Ticketmaster talks about how the company is in the emotions business helping to create experiences for customers. Their investor relations website offers interviews with management who explain the experience of a concert and the power of attending such an event. The problem is that Ticketmaster does not allow customers to fully create their own experience. Certainly, you can buy tickets by quantity and price, but user control ends there. Ticketmaster then assigns the customer a randomly generated seat assignment. If I am a tall person who likes aisle seats what good is it for the system to randomly assign me tickets in the middle of a row? Finally, customers end up paying fees that are on average 20.0 percent of the tickets face value; no industry I know of is successful when it levies fees that are so high.

TicketNews: Where will Live Nation turn next for growth?

Scott Devitt: Based on this deal [Live Nation and SMG], it would seem that Live Nation will continue to go after large venue operators. We believe that the ripest sector of the ticketing market is small club venues. These venue operators do not command the same level of service as large venue operators do. Furthermore, these venues struggle when their customer base complains of high fees associated with ticketing. We believe that if Live Nation can provide a strong ticketing service, provide top talent, and provide a superior customer experience, that smaller venues will migrate first followed by some other larger venues.

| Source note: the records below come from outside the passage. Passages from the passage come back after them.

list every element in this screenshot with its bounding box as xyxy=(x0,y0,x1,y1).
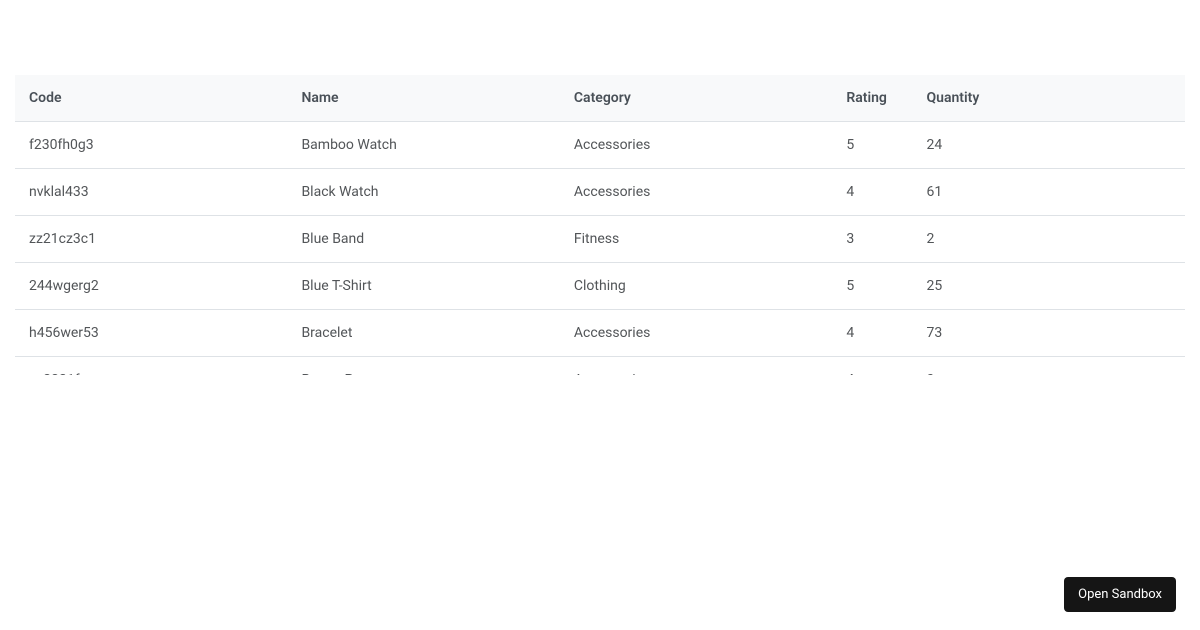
cell-rating: 4 xyxy=(832,169,912,216)
cell-name: Black Watch xyxy=(287,169,559,216)
cell-category: Accessories xyxy=(560,122,832,169)
table-row[interactable]: 244wgerg2 Blue T-Shirt Clothing 5 25 xyxy=(15,263,1185,310)
cell-code: nvklal433 xyxy=(15,169,287,216)
cell-rating: 3 xyxy=(832,216,912,263)
data-table: Code Name Category Rating Quantity f230f… xyxy=(15,75,1185,375)
table-body: f230fh0g3 Bamboo Watch Accessories 5 24 … xyxy=(15,122,1185,376)
cell-quantity: 24 xyxy=(912,122,1185,169)
cell-rating: 5 xyxy=(832,122,912,169)
cell-name: Brown Purse xyxy=(287,357,559,376)
cell-rating: 4 xyxy=(832,357,912,376)
cell-quantity: 0 xyxy=(912,357,1185,376)
cell-code: zz21cz3c1 xyxy=(15,216,287,263)
cell-code: h456wer53 xyxy=(15,310,287,357)
cell-category: Fitness xyxy=(560,216,832,263)
table-row[interactable]: nvklal433 Black Watch Accessories 4 61 xyxy=(15,169,1185,216)
col-header-rating[interactable]: Rating xyxy=(832,75,912,122)
cell-code: av2231fwg xyxy=(15,357,287,376)
cell-name: Blue T-Shirt xyxy=(287,263,559,310)
open-sandbox-button[interactable]: Open Sandbox xyxy=(1064,577,1176,612)
table-header: Code Name Category Rating Quantity xyxy=(15,75,1185,122)
cell-rating: 5 xyxy=(832,263,912,310)
cell-category: Accessories xyxy=(560,357,832,376)
cell-code: f230fh0g3 xyxy=(15,122,287,169)
table-row[interactable]: f230fh0g3 Bamboo Watch Accessories 5 24 xyxy=(15,122,1185,169)
col-header-quantity[interactable]: Quantity xyxy=(912,75,1185,122)
cell-category: Accessories xyxy=(560,310,832,357)
col-header-name[interactable]: Name xyxy=(287,75,559,122)
cell-category: Clothing xyxy=(560,263,832,310)
table-row[interactable]: av2231fwg Brown Purse Accessories 4 0 xyxy=(15,357,1185,376)
cell-name: Bracelet xyxy=(287,310,559,357)
cell-quantity: 25 xyxy=(912,263,1185,310)
table-row[interactable]: h456wer53 Bracelet Accessories 4 73 xyxy=(15,310,1185,357)
cell-rating: 4 xyxy=(832,310,912,357)
cell-name: Blue Band xyxy=(287,216,559,263)
data-table-container[interactable]: Code Name Category Rating Quantity f230f… xyxy=(15,75,1185,375)
cell-quantity: 2 xyxy=(912,216,1185,263)
cell-category: Accessories xyxy=(560,169,832,216)
cell-name: Bamboo Watch xyxy=(287,122,559,169)
col-header-category[interactable]: Category xyxy=(560,75,832,122)
table-row[interactable]: zz21cz3c1 Blue Band Fitness 3 2 xyxy=(15,216,1185,263)
cell-quantity: 73 xyxy=(912,310,1185,357)
cell-code: 244wgerg2 xyxy=(15,263,287,310)
cell-quantity: 61 xyxy=(912,169,1185,216)
col-header-code[interactable]: Code xyxy=(15,75,287,122)
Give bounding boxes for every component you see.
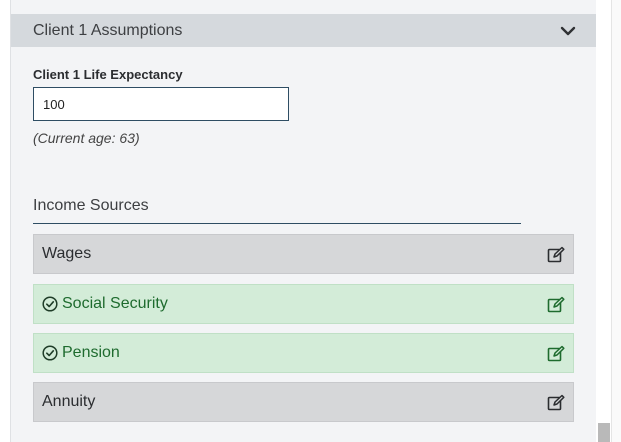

We would expect Live Nation to focus on investments in assets such as artist agreements and venue partnerships, which will allow the company to grow the ticketing business. I believe that the customer experience will ultimately drive the business going forward. If the company can provide an experience superior to Ticketmaster, customers will flock to the new platform. Increasing usage will show artists, venues and promoters that the platform works and will sell the maximum number of tickets. This will then drive more artist partnerships, which in turn will lead to increased corporate sponsorships.

TicketNews: How hard is Live Nation looking at the secondary ticket market for a partner?

Scott Devitt: Unfortunately, I do not know how involved they are in the process of partnering with a secondary market site. I do know that they have started a push to re-price concert tickets in order to shrink margins on the secondary market. There was evidence back in March regarding The Police where tickets were priced at a level that would result in minimal secondary market activity. If you check the sales records of TicketNetwork or even StubHub.com, you will see the results.